Microsoft products such as those dealing with data governance include Microsoft Purview which deals with where data lives, how sensitive it is, who can access it and how it moves. Microsoft / Azure Fabric provides a unified data estate which helps with consistency, observability along with proper pipelines that support AI systems. Azure ML focuses on machine learning with focus on fairness dashboards, interpretability and drift detection with MO working closely with these products which are a good starting point for those focusing on AI. Good AI starts with good data engineering and trust is engineered, not assumed.

Ask me anything - Peter Bull

It was great to round off the final session starting with an announcement of Comentsys Learning at comentsys.com/learning which will allow people to start their journey with C# and .NET with a six-week live streamed video course with modules that will go through the key concepts to get started and learn C# with .NET. During the course there will be advice and support on offer as part of a cohort of up to twelve people or form one of your own of friends and colleagues with the aim to expand or enhance knowledge and anyone who signs up can get a free What is Programming with C# and .NET guide.

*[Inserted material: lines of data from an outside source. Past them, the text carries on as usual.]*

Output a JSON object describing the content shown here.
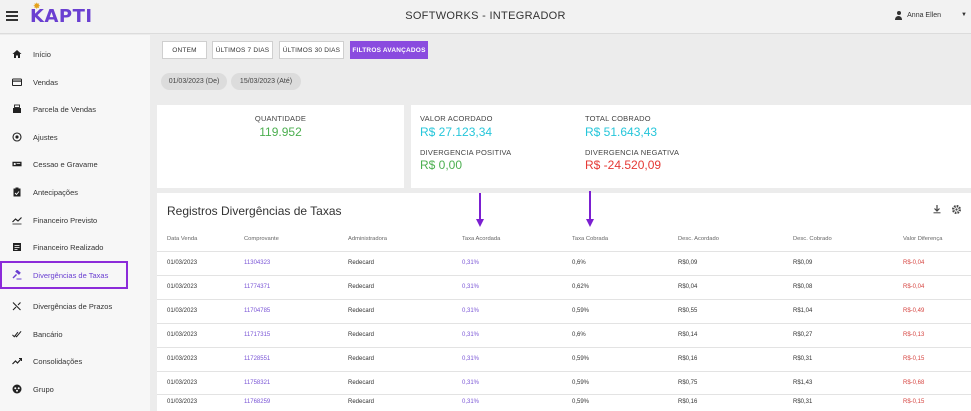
{
  "header": {
    "title": "SOFTWORKS - INTEGRADOR",
    "logo_text": "KAPTI",
    "user_name": "Anna Ellen"
  },
  "sidebar": {
    "items": [
      {
        "label": "Início",
        "icon": "home-icon"
      },
      {
        "label": "Vendas",
        "icon": "credit-card-icon"
      },
      {
        "label": "Parcela de Vendas",
        "icon": "register-icon"
      },
      {
        "label": "Ajustes",
        "icon": "circle-target-icon"
      },
      {
        "label": "Cessao e Gravame",
        "icon": "card-list-icon"
      },
      {
        "label": "Antecipações",
        "icon": "clipboard-icon"
      },
      {
        "label": "Financeiro Previsto",
        "icon": "chart-trend-icon"
      },
      {
        "label": "Financeiro Realizado",
        "icon": "document-icon"
      },
      {
        "label": "Divergências de Taxas",
        "icon": "gavel-icon",
        "active": true
      },
      {
        "label": "Divergências de Prazos",
        "icon": "shuffle-icon"
      },
      {
        "label": "Bancário",
        "icon": "check-double-icon"
      },
      {
        "label": "Consolidações",
        "icon": "trending-up-icon"
      },
      {
        "label": "Grupo",
        "icon": "group-icon"
      }
    ]
  },
  "filters": {
    "buttons": [
      "ONTEM",
      "ÚLTIMOS 7 DIAS",
      "ÚLTIMOS 30 DIAS",
      "FILTROS AVANÇADOS"
    ],
    "date_from": "01/03/2023 (De)",
    "date_to": "15/03/2023 (Até)"
  },
  "summary": {
    "quantidade_label": "QUANTIDADE",
    "quantidade_value": "119.952",
    "valor_acordado_label": "VALOR ACORDADO",
    "valor_acordado_value": "R$ 27.123,34",
    "total_cobrado_label": "TOTAL COBRADO",
    "total_cobrado_value": "R$ 51.643,43",
    "div_positiva_label": "DIVERGENCIA POSITIVA",
    "div_positiva_value": "R$ 0,00",
    "div_negativa_label": "DIVERGENCIA NEGATIVA",
    "div_negativa_value": "R$ -24.520,09"
  },
  "table": {
    "title": "Registros Divergências de Taxas",
    "headers": [
      "Data Venda",
      "Comprovante",
      "Administradora",
      "Taxa Acordada",
      "Taxa Cobrada",
      "Desc. Acordado",
      "Desc. Cobrado",
      "Valor Diferença"
    ],
    "rows": [
      [
        "01/03/2023",
        "11304323",
        "Redecard",
        "0,31%",
        "0,6%",
        "R$0,09",
        "R$0,09",
        "R$-0,04"
      ],
      [
        "01/03/2023",
        "11774371",
        "Redecard",
        "0,31%",
        "0,62%",
        "R$0,04",
        "R$0,08",
        "R$-0,04"
      ],
      [
        "01/03/2023",
        "11704785",
        "Redecard",
        "0,31%",
        "0,59%",
        "R$0,55",
        "R$1,04",
        "R$-0,49"
      ],
      [
        "01/03/2023",
        "11717315",
        "Redecard",
        "0,31%",
        "0,6%",
        "R$0,14",
        "R$0,27",
        "R$-0,13"
      ],
      [
        "01/03/2023",
        "11728551",
        "Redecard",
        "0,31%",
        "0,59%",
        "R$0,16",
        "R$0,31",
        "R$-0,15"
      ],
      [
        "01/03/2023",
        "11758321",
        "Redecard",
        "0,31%",
        "0,59%",
        "R$0,75",
        "R$1,43",
        "R$-0,68"
      ],
      [
        "01/03/2023",
        "11768259",
        "Redecard",
        "0,31%",
        "0,59%",
        "R$0,16",
        "R$0,31",
        "R$-0,15"
      ]
    ]
  },
  "colors": {
    "accent": "#8a4bdf",
    "green": "#4caf50",
    "cyan": "#26c6da",
    "red": "#e53935",
    "arrow": "#7b1fd1"
  }
}
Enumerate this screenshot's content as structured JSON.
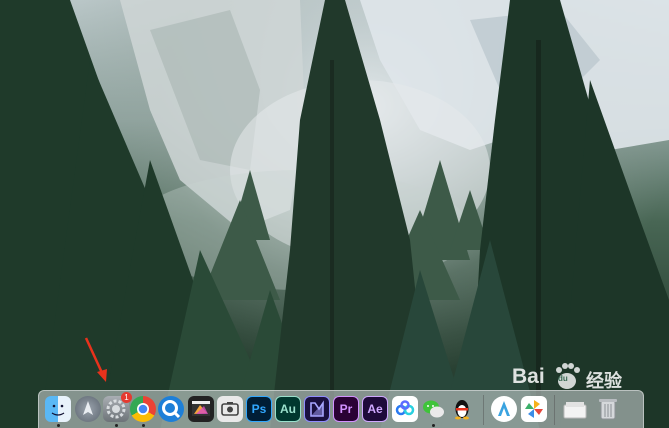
{
  "desktop": {
    "wallpaper": "forest-and-granite-cliff"
  },
  "dock": {
    "items": [
      {
        "name": "Finder",
        "icon": "finder-icon",
        "running": true
      },
      {
        "name": "Launchpad",
        "icon": "launchpad-icon",
        "running": false
      },
      {
        "name": "System Preferences",
        "icon": "system-preferences-icon",
        "running": true,
        "badge": "1"
      },
      {
        "name": "Chrome",
        "icon": "chrome-icon",
        "running": true
      },
      {
        "name": "QuickTime",
        "icon": "quicktime-icon",
        "running": false
      },
      {
        "name": "Final Cut Pro",
        "icon": "final-cut-icon",
        "running": false
      },
      {
        "name": "Screenshot",
        "icon": "screenshot-icon",
        "running": false
      },
      {
        "name": "Photoshop",
        "label": "Ps",
        "icon": "photoshop-icon",
        "running": false
      },
      {
        "name": "Audition",
        "label": "Au",
        "icon": "audition-icon",
        "running": false
      },
      {
        "name": "Media Encoder",
        "icon": "media-encoder-icon",
        "running": false
      },
      {
        "name": "Premiere Pro",
        "label": "Pr",
        "icon": "premiere-icon",
        "running": false
      },
      {
        "name": "After Effects",
        "label": "Ae",
        "icon": "after-effects-icon",
        "running": false
      },
      {
        "name": "Baidu Netdisk",
        "icon": "baidu-netdisk-icon",
        "running": false
      },
      {
        "name": "WeChat",
        "icon": "wechat-icon",
        "running": true
      },
      {
        "name": "QQ",
        "icon": "qq-penguin-icon",
        "running": false
      },
      {
        "name": "Arc",
        "icon": "arc-icon",
        "running": false
      },
      {
        "name": "Photos",
        "icon": "pinwheel-icon",
        "running": false
      },
      {
        "name": "Downloads",
        "icon": "folder-stack-icon",
        "running": false
      },
      {
        "name": "Trash",
        "icon": "trash-icon",
        "running": false
      }
    ]
  },
  "annotation": {
    "arrow": "red-arrow-pointing-to-system-preferences"
  },
  "watermark": {
    "brand_left": "Bai",
    "brand_right": "经验",
    "paw": "du"
  },
  "colors": {
    "photoshop": "#001e36",
    "ps_text": "#31a8ff",
    "audition": "#00382f",
    "au_text": "#9ae0cc",
    "premiere": "#2a0134",
    "pr_text": "#d291ff",
    "after_effects": "#1e0a3a",
    "ae_text": "#cfa8ff",
    "arrow": "#e8321c"
  }
}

I also mentioned that I had used every single version of Visual Studio, from Visual Studio 97 released in 1997 as well as another version I still had, so when I mention I have used every single major version I mean it. It was great to find out that the first version of Visual Studio to support .NET mobile 6.1 was Visual Studio 2003 and was removed in Visual Studio 2012. I was a Windows Phone developer which was the platform that followed this which had a nice user interface as Windows 95 style interface on a phone is not a good idea.

I also talked about using .NET from day one where I joined the alpha programme where I had the alpha version in the year 2000. I didn't haven't got the massive binder of MSDN discs but did have some the MSDN docs on CD which you could use on your computer. The version of Visual Studio, Visual Studio 97 I started on I got on student licensing which was about £250 back then but that was the cheapest way to get Visual Studio at the time.

I also mentioned working on my toolkits, where I did a Blazor toolkit which was about to hit 200 downloads, which was vibe coded for the most part with Copilot and asked Copilot to make a Blazor version of Windows components which I didn't really expect it to work, but it did with 75% of that library was asking Copilot to convert controls to Blazor. Converting from Razor to Blazor is quite straightforward as they are very similar, but you can do WebAssembly but with Server Side is better as you don't have your code in the browser and you can also mix these together and have certain parts of a site in Blazor on server and on the client with hybrid.

I was asked about Memory management with Blazor where it was noted and cleanup was not great but there have been major enhancements in .NET 10 and connections are kept open longer but there has been a lot of work in .NET 10 to make things better including memory usage for Blazor.